Con cuánto amor los demás se han ocupado de nosotros, qué de piedad y cariño. Por teléfono y por escrito se han llenado planas de palabras cálidas y he sentido el calor de innumerables abrazos. Y sigo sin saber qué decir. Tampoco me aplico tanto a tener un discurso de respuesta. Recibo el calor y me cobijo.
Oigo la expectativa que la mayor parte de quienes me hablan tiene y me lleno de alegría pensando en ellos, que ven otra vida posible, una en donde las cosas son ya sin dolor ni sufrimiento y donde van a estar esperando los que se van.
Con nuestro esfuerzo se van las almas por buen camino, con nuestras oraciones se alumbran, con nuestras voces se protegen de los últimos peligros y se encaminan a donde todo está ya fuera del tiempo y es un instante feliz y quieto. Algo como la luz, pero inexplicable y eterno.
Se juntan y rezan, cantan, evocan, hacen rodar el pensamiento común por una senda alegre en la que hay flores a ambos lados y donde en bancas de privilegio se van sentando las almas a descansar mientras otras las alcanzan. Gracias a nuestros sacrificios y homenajes hay algo allá.
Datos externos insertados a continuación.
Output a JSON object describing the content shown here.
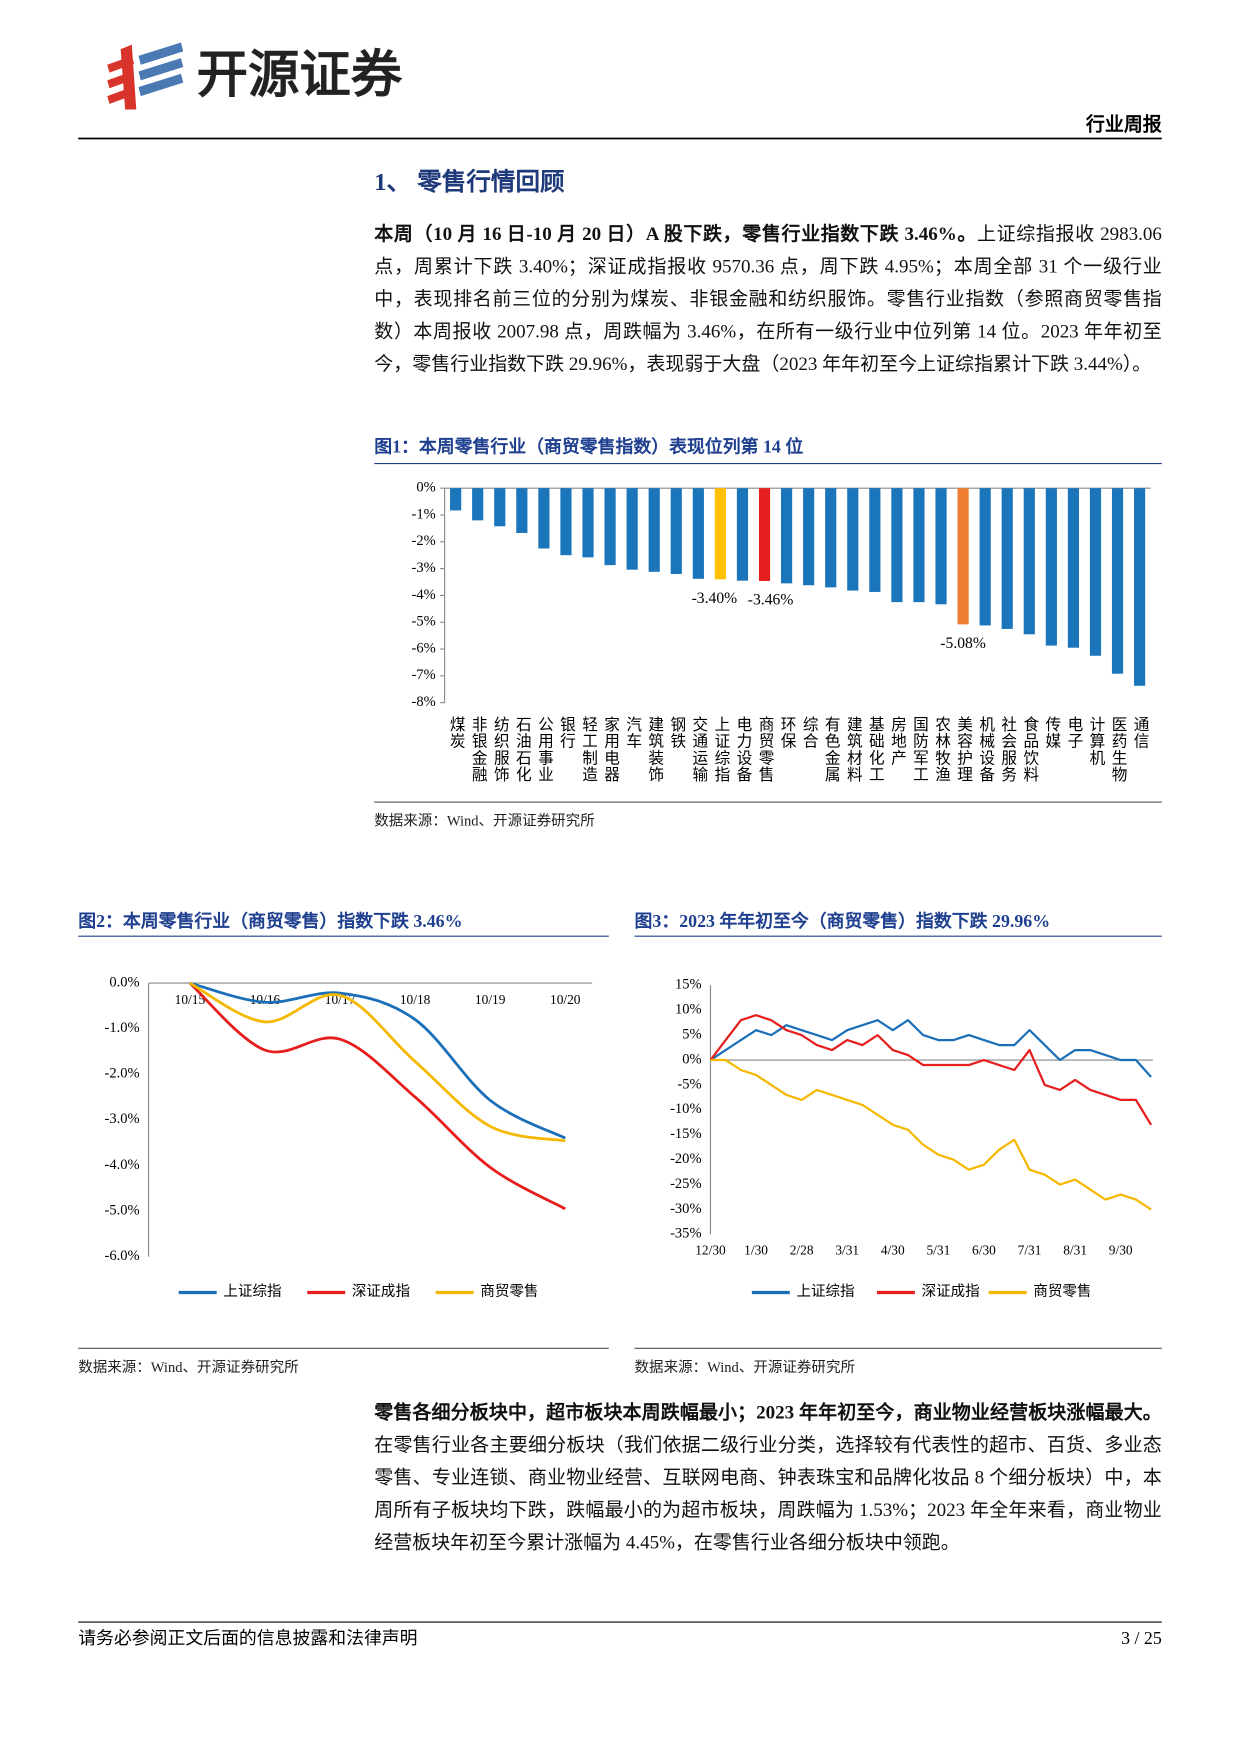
{
  "header": {
    "brand": "开源证券",
    "report_type": "行业周报"
  },
  "section_title": "1、 零售行情回顾",
  "paragraphs": [
    {
      "bold": "本周（10 月 16 日-10 月 20 日）A 股下跌，零售行业指数下跌 3.46%。",
      "text": "上证综指报收 2983.06 点，周累计下跌 3.40%；深证成指报收 9570.36 点，周下跌 4.95%；本周全部 31 个一级行业中，表现排名前三位的分别为煤炭、非银金融和纺织服饰。零售行业指数（参照商贸零售指数）本周报收 2007.98 点，周跌幅为 3.46%，在所有一级行业中位列第 14 位。2023 年年初至今，零售行业指数下跌 29.96%，表现弱于大盘（2023 年年初至今上证综指累计下跌 3.44%）。"
    },
    {
      "bold": "零售各细分板块中，超市板块本周跌幅最小；2023 年年初至今，商业物业经营板块涨幅最大。",
      "text": "在零售行业各主要细分板块（我们依据二级行业分类，选择较有代表性的超市、百货、多业态零售、专业连锁、商业物业经营、互联网电商、钟表珠宝和品牌化妆品 8 个细分板块）中，本周所有子板块均下跌，跌幅最小的为超市板块，周跌幅为 1.53%；2023 年全年来看，商业物业经营板块年初至今累计涨幅为 4.45%，在零售行业各细分板块中领跑。"
    }
  ],
  "chart_data": [
    {
      "type": "bar",
      "title": "图1：本周零售行业（商贸零售指数）表现位列第 14 位",
      "source": "数据来源：Wind、开源证券研究所",
      "categories": [
        "煤炭",
        "非银金融",
        "纺织服饰",
        "石油石化",
        "公用事业",
        "银行",
        "轻工制造",
        "家用电器",
        "汽车",
        "建筑装饰",
        "钢铁",
        "交通运输",
        "上证综指",
        "电力设备",
        "商贸零售",
        "环保",
        "综合",
        "有色金属",
        "建筑材料",
        "基础化工",
        "房地产",
        "国防军工",
        "农林牧渔",
        "美容护理",
        "机械设备",
        "社会服务",
        "食品饮料",
        "传媒",
        "电子",
        "计算机",
        "医药生物",
        "通信"
      ],
      "values": [
        -0.83,
        -1.2,
        -1.42,
        -1.67,
        -2.25,
        -2.5,
        -2.58,
        -2.87,
        -3.04,
        -3.12,
        -3.2,
        -3.38,
        -3.4,
        -3.45,
        -3.46,
        -3.55,
        -3.62,
        -3.7,
        -3.82,
        -3.87,
        -4.25,
        -4.25,
        -4.33,
        -5.08,
        -5.12,
        -5.25,
        -5.45,
        -5.87,
        -5.95,
        -6.25,
        -6.92,
        -7.37
      ],
      "value_labels": [
        null,
        null,
        null,
        null,
        null,
        null,
        null,
        null,
        null,
        null,
        null,
        null,
        "-3.40%",
        null,
        "-3.46%",
        null,
        null,
        null,
        null,
        null,
        null,
        null,
        null,
        "-5.08%",
        null,
        null,
        null,
        null,
        null,
        null,
        null,
        null
      ],
      "colors": [
        "#1b75bb",
        "#1b75bb",
        "#1b75bb",
        "#1b75bb",
        "#1b75bb",
        "#1b75bb",
        "#1b75bb",
        "#1b75bb",
        "#1b75bb",
        "#1b75bb",
        "#1b75bb",
        "#1b75bb",
        "#ffc000",
        "#1b75bb",
        "#e61e1e",
        "#1b75bb",
        "#1b75bb",
        "#1b75bb",
        "#1b75bb",
        "#1b75bb",
        "#1b75bb",
        "#1b75bb",
        "#1b75bb",
        "#ed7d31",
        "#1b75bb",
        "#1b75bb",
        "#1b75bb",
        "#1b75bb",
        "#1b75bb",
        "#1b75bb",
        "#1b75bb",
        "#1b75bb"
      ],
      "ylim": [
        -8,
        0
      ],
      "yticks": [
        {
          "value": 0,
          "label": "0%"
        },
        {
          "value": -1,
          "label": "-1%"
        },
        {
          "value": -2,
          "label": "-2%"
        },
        {
          "value": -3,
          "label": "-3%"
        },
        {
          "value": -4,
          "label": "-4%"
        },
        {
          "value": -5,
          "label": "-5%"
        },
        {
          "value": -6,
          "label": "-6%"
        },
        {
          "value": -7,
          "label": "-7%"
        },
        {
          "value": -8,
          "label": "-8%"
        }
      ]
    },
    {
      "type": "line",
      "title": "图2：本周零售行业（商贸零售）指数下跌 3.46%",
      "source": "数据来源：Wind、开源证券研究所",
      "x": [
        "10/15",
        "10/16",
        "10/17",
        "10/18",
        "10/19",
        "10/20"
      ],
      "series": [
        {
          "name": "上证综指",
          "color": "#1a6fb8",
          "values": [
            0,
            -0.42,
            -0.22,
            -0.8,
            -2.57,
            -3.4
          ]
        },
        {
          "name": "深证成指",
          "color": "#e61e1e",
          "values": [
            0,
            -1.47,
            -1.23,
            -2.5,
            -4.04,
            -4.95
          ]
        },
        {
          "name": "商贸零售",
          "color": "#f5b800",
          "values": [
            0,
            -0.85,
            -0.27,
            -1.72,
            -3.14,
            -3.46
          ]
        }
      ],
      "ylim": [
        -6,
        0
      ],
      "yticks": [
        {
          "value": 0,
          "label": "0.0%"
        },
        {
          "value": -1,
          "label": "-1.0%"
        },
        {
          "value": -2,
          "label": "-2.0%"
        },
        {
          "value": -3,
          "label": "-3.0%"
        },
        {
          "value": -4,
          "label": "-4.0%"
        },
        {
          "value": -5,
          "label": "-5.0%"
        },
        {
          "value": -6,
          "label": "-6.0%"
        }
      ]
    },
    {
      "type": "line",
      "title": "图3：2023 年年初至今（商贸零售）指数下跌 29.96%",
      "source": "数据来源：Wind、开源证券研究所",
      "x": [
        "12/30",
        "1/10",
        "1/20",
        "1/30",
        "2/10",
        "2/20",
        "2/28",
        "3/10",
        "3/20",
        "3/31",
        "4/10",
        "4/20",
        "4/30",
        "5/10",
        "5/20",
        "5/31",
        "6/10",
        "6/20",
        "6/30",
        "7/10",
        "7/20",
        "7/31",
        "8/10",
        "8/20",
        "8/31",
        "9/10",
        "9/20",
        "9/30",
        "10/10",
        "10/20"
      ],
      "xticks": [
        "12/30",
        "1/30",
        "2/28",
        "3/31",
        "4/30",
        "5/31",
        "6/30",
        "7/31",
        "8/31",
        "9/30"
      ],
      "series": [
        {
          "name": "上证综指",
          "color": "#1a6fb8",
          "values": [
            0,
            2,
            4,
            6,
            5,
            7,
            6,
            5,
            4,
            6,
            7,
            8,
            6,
            8,
            5,
            4,
            4,
            5,
            4,
            3,
            3,
            6,
            3,
            0,
            2,
            2,
            1,
            0,
            0,
            -3.4
          ]
        },
        {
          "name": "深证成指",
          "color": "#e61e1e",
          "values": [
            0,
            4,
            8,
            9,
            8,
            6,
            5,
            3,
            2,
            4,
            3,
            5,
            2,
            1,
            -1,
            -1,
            -1,
            -1,
            0,
            -1,
            -2,
            2,
            -5,
            -6,
            -4,
            -6,
            -7,
            -8,
            -8,
            -13
          ]
        },
        {
          "name": "商贸零售",
          "color": "#f5b800",
          "values": [
            0,
            0,
            -2,
            -3,
            -5,
            -7,
            -8,
            -6,
            -7,
            -8,
            -9,
            -11,
            -13,
            -14,
            -17,
            -19,
            -20,
            -22,
            -21,
            -18,
            -16,
            -22,
            -23,
            -25,
            -24,
            -26,
            -28,
            -27,
            -28,
            -30
          ]
        }
      ],
      "ylim": [
        -35,
        15
      ],
      "yticks": [
        {
          "value": 15,
          "label": "15%"
        },
        {
          "value": 10,
          "label": "10%"
        },
        {
          "value": 5,
          "label": "5%"
        },
        {
          "value": 0,
          "label": "0%"
        },
        {
          "value": -5,
          "label": "-5%"
        },
        {
          "value": -10,
          "label": "-10%"
        },
        {
          "value": -15,
          "label": "-15%"
        },
        {
          "value": -20,
          "label": "-20%"
        },
        {
          "value": -25,
          "label": "-25%"
        },
        {
          "value": -30,
          "label": "-30%"
        },
        {
          "value": -35,
          "label": "-35%"
        }
      ]
    }
  ],
  "footer": {
    "disclaimer": "请务必参阅正文后面的信息披露和法律声明",
    "page": "3 / 25"
  }
}
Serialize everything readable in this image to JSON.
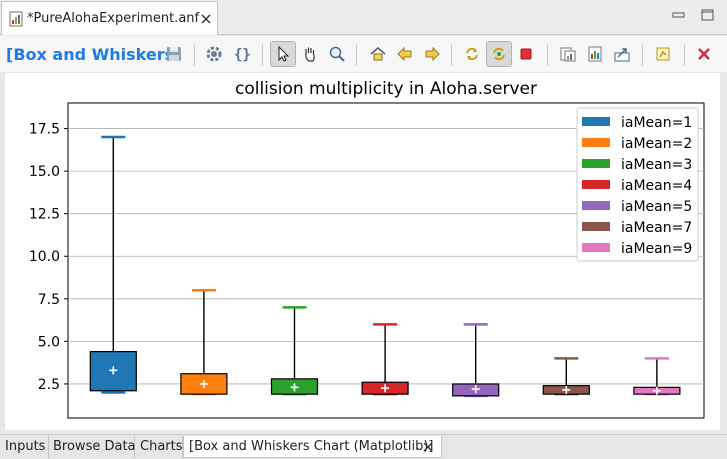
{
  "editor": {
    "tab_title": "*PureAlohaExperiment.anf",
    "close_icon": "close-icon",
    "file_icon": "analysis-file-icon"
  },
  "toolbar": {
    "chart_title": "[Box and Whiskers",
    "items": [
      "save-icon",
      "settings-gear-icon",
      "braces-icon",
      "arrow-pointer-icon",
      "hand-pan-icon",
      "zoom-magnifier-icon",
      "home-icon",
      "back-arrow-icon",
      "forward-arrow-icon",
      "refresh-icon",
      "auto-refresh-icon",
      "stop-icon",
      "copy-image-icon",
      "export-chart-icon",
      "export-data-icon",
      "temp-chart-icon",
      "close-all-icon"
    ]
  },
  "colors": {
    "accent": "#1e7ce3",
    "series": [
      "#1f77b4",
      "#ff7f0e",
      "#2ca02c",
      "#d62728",
      "#9467bd",
      "#8c564b",
      "#e377c2"
    ]
  },
  "chart_data": {
    "type": "box",
    "title": "collision multiplicity in Aloha.server",
    "xlabel": "",
    "ylabel": "",
    "ylim": [
      0.5,
      19.0
    ],
    "y_ticks": [
      "2.5",
      "5.0",
      "7.5",
      "10.0",
      "12.5",
      "15.0",
      "17.5"
    ],
    "y_tick_values": [
      2.5,
      5.0,
      7.5,
      10.0,
      12.5,
      15.0,
      17.5
    ],
    "grid": "horizontal",
    "legend_position": "top-right",
    "series": [
      {
        "name": "iaMean=1",
        "min": 2.0,
        "q1": 2.1,
        "q3": 4.4,
        "max": 17.0,
        "mean": 3.3,
        "color": "#1f77b4"
      },
      {
        "name": "iaMean=2",
        "min": 1.9,
        "q1": 1.9,
        "q3": 3.1,
        "max": 8.0,
        "mean": 2.5,
        "color": "#ff7f0e"
      },
      {
        "name": "iaMean=3",
        "min": 1.9,
        "q1": 1.9,
        "q3": 2.8,
        "max": 7.0,
        "mean": 2.3,
        "color": "#2ca02c"
      },
      {
        "name": "iaMean=4",
        "min": 1.9,
        "q1": 1.9,
        "q3": 2.6,
        "max": 6.0,
        "mean": 2.25,
        "color": "#d62728"
      },
      {
        "name": "iaMean=5",
        "min": 1.8,
        "q1": 1.8,
        "q3": 2.5,
        "max": 6.0,
        "mean": 2.2,
        "color": "#9467bd"
      },
      {
        "name": "iaMean=7",
        "min": 1.9,
        "q1": 1.9,
        "q3": 2.4,
        "max": 4.0,
        "mean": 2.15,
        "color": "#8c564b"
      },
      {
        "name": "iaMean=9",
        "min": 1.9,
        "q1": 1.9,
        "q3": 2.3,
        "max": 4.0,
        "mean": 2.1,
        "color": "#e377c2"
      }
    ]
  },
  "bottom_tabs": [
    {
      "label": "Inputs"
    },
    {
      "label": "Browse Data"
    },
    {
      "label": "Charts"
    },
    {
      "label": "[Box and Whiskers Chart (Matplotlib)]"
    }
  ]
}
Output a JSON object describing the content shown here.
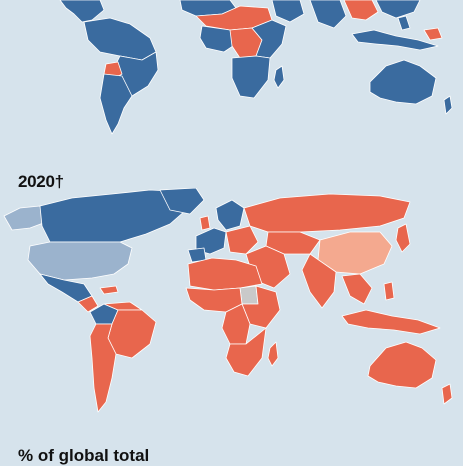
{
  "colors": {
    "background": "#d6e3ec",
    "blue": "#3a6b9f",
    "red": "#e8664d",
    "light_blue": "#9bb3cd",
    "light_red": "#f4a98f",
    "grey": "#c9c9c9",
    "border": "#ffffff"
  },
  "panels": {
    "bottom": {
      "year_label": "2020†"
    }
  },
  "legend": {
    "title": "% of global total"
  }
}
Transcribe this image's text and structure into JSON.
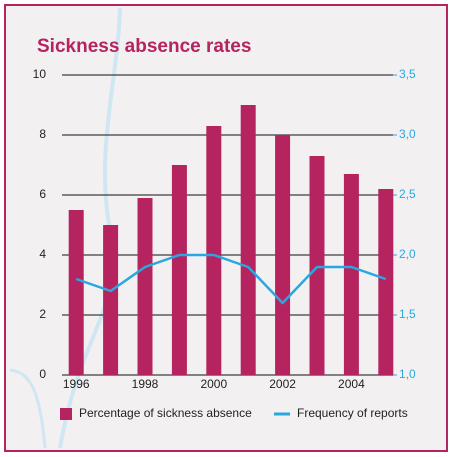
{
  "chart_data": {
    "type": "bar",
    "title": "Sickness absence rates",
    "categories": [
      "1996",
      null,
      "1998",
      null,
      "2000",
      null,
      "2002",
      null,
      "2004",
      null
    ],
    "series": [
      {
        "name": "Percentage of sickness absence",
        "color": "#b5245e",
        "type": "bar",
        "values": [
          5.5,
          5.0,
          5.9,
          7.0,
          8.3,
          9.0,
          8.0,
          7.3,
          6.7,
          6.2
        ]
      },
      {
        "name": "Frequency of reports",
        "color": "#29a8e0",
        "type": "line",
        "axis": "y2",
        "values": [
          1.8,
          1.7,
          1.9,
          2.0,
          2.0,
          1.9,
          1.6,
          1.9,
          1.9,
          1.8
        ]
      }
    ],
    "ylim": [
      0,
      10
    ],
    "yticks": [
      0,
      2,
      4,
      6,
      8,
      10
    ],
    "y2lim": [
      1.0,
      3.5
    ],
    "y2ticks": [
      {
        "value": 1.0,
        "label": "1,0"
      },
      {
        "value": 1.5,
        "label": "1,5"
      },
      {
        "value": 2.0,
        "label": "2,0"
      },
      {
        "value": 2.5,
        "label": "2,5"
      },
      {
        "value": 3.0,
        "label": "3,0"
      },
      {
        "value": 3.5,
        "label": "3,5"
      }
    ],
    "grid": true
  }
}
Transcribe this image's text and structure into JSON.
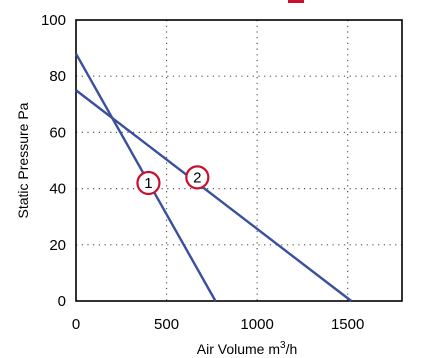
{
  "chart_data": {
    "type": "line",
    "xlabel": "Air Volume m",
    "xlabel_sup": "3",
    "xlabel_suffix": "/h",
    "ylabel": "Static Pressure Pa",
    "xlim": [
      0,
      1800
    ],
    "ylim": [
      0,
      100
    ],
    "x_ticks": [
      0,
      500,
      1000,
      1500
    ],
    "y_ticks": [
      0,
      20,
      40,
      60,
      80,
      100
    ],
    "grid": true,
    "series": [
      {
        "marker_label": "1",
        "x": [
          0,
          770
        ],
        "y": [
          88,
          0
        ],
        "color": "#3a4f9e"
      },
      {
        "marker_label": "2",
        "x": [
          0,
          1520
        ],
        "y": [
          75,
          0
        ],
        "color": "#3a4f9e"
      }
    ],
    "markers": [
      {
        "label": "1",
        "x": 400,
        "y": 42
      },
      {
        "label": "2",
        "x": 670,
        "y": 44
      }
    ],
    "accent_color": "#c8102e"
  }
}
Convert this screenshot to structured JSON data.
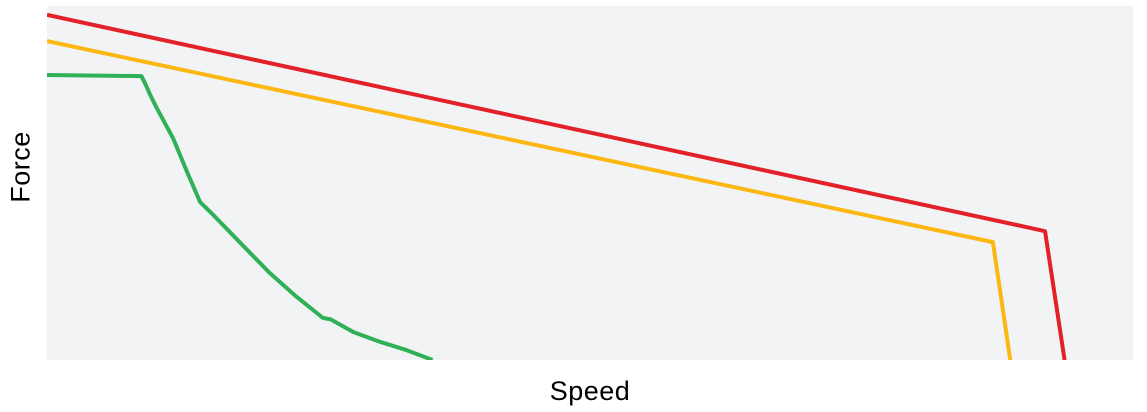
{
  "chart_data": {
    "type": "line",
    "title": "",
    "xlabel": "Speed",
    "ylabel": "Force",
    "xlim": [
      0,
      100
    ],
    "ylim": [
      0,
      100
    ],
    "grid": false,
    "legend": "none",
    "axis_ticks": "none",
    "plot_background": "#f2f3f5",
    "page_background": "#ffffff",
    "label_color": "#000000",
    "line_width": 4,
    "series": [
      {
        "name": "red-curve",
        "color": "#e22128",
        "points": [
          [
            0,
            97.5
          ],
          [
            91.9,
            36.4
          ],
          [
            93.7,
            0
          ]
        ]
      },
      {
        "name": "amber-curve",
        "color": "#fcb713",
        "points": [
          [
            0,
            90.1
          ],
          [
            87.1,
            33.3
          ],
          [
            88.7,
            0
          ]
        ]
      },
      {
        "name": "green-curve",
        "color": "#30b158",
        "points": [
          [
            0,
            80.5
          ],
          [
            8.7,
            80.2
          ],
          [
            9.1,
            77.7
          ],
          [
            9.5,
            74.9
          ],
          [
            10.1,
            71.2
          ],
          [
            11.6,
            62.7
          ],
          [
            12.9,
            53.1
          ],
          [
            14.1,
            44.6
          ],
          [
            15.3,
            41.0
          ],
          [
            17.8,
            33.1
          ],
          [
            20.5,
            24.6
          ],
          [
            23.0,
            17.8
          ],
          [
            25.4,
            11.9
          ],
          [
            26.1,
            11.5
          ],
          [
            26.7,
            10.5
          ],
          [
            28.2,
            7.9
          ],
          [
            30.7,
            5.1
          ],
          [
            33.1,
            2.8
          ],
          [
            35.5,
            0
          ]
        ]
      }
    ]
  }
}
¡Cómo quisiera creer junto con ellos en que hay otra vida posterior a la vida! Pero no creo. Yo tengo ante esto una certeza: la más fría de las heladumbres y la negrura completa de lo negro. Se acaba y se acabó. Lo de la vida es esto, y lo demás es sueño. ¡Pero cuánto me gustaría que el peso de las palabras me arrastrara para poder sumarme a la caravana de la vida en el más allá!
No por eso es menor el acogimiento que hace mi corazón de las buenas razones con que todos me consuelan. Al contrario, me alivia, diría que me alegra si no fuera porque la alegría se ha quedado en capilla, esperando los días en que lo demás toma su sitio y se impone, rotundo mientras dura. Y ya.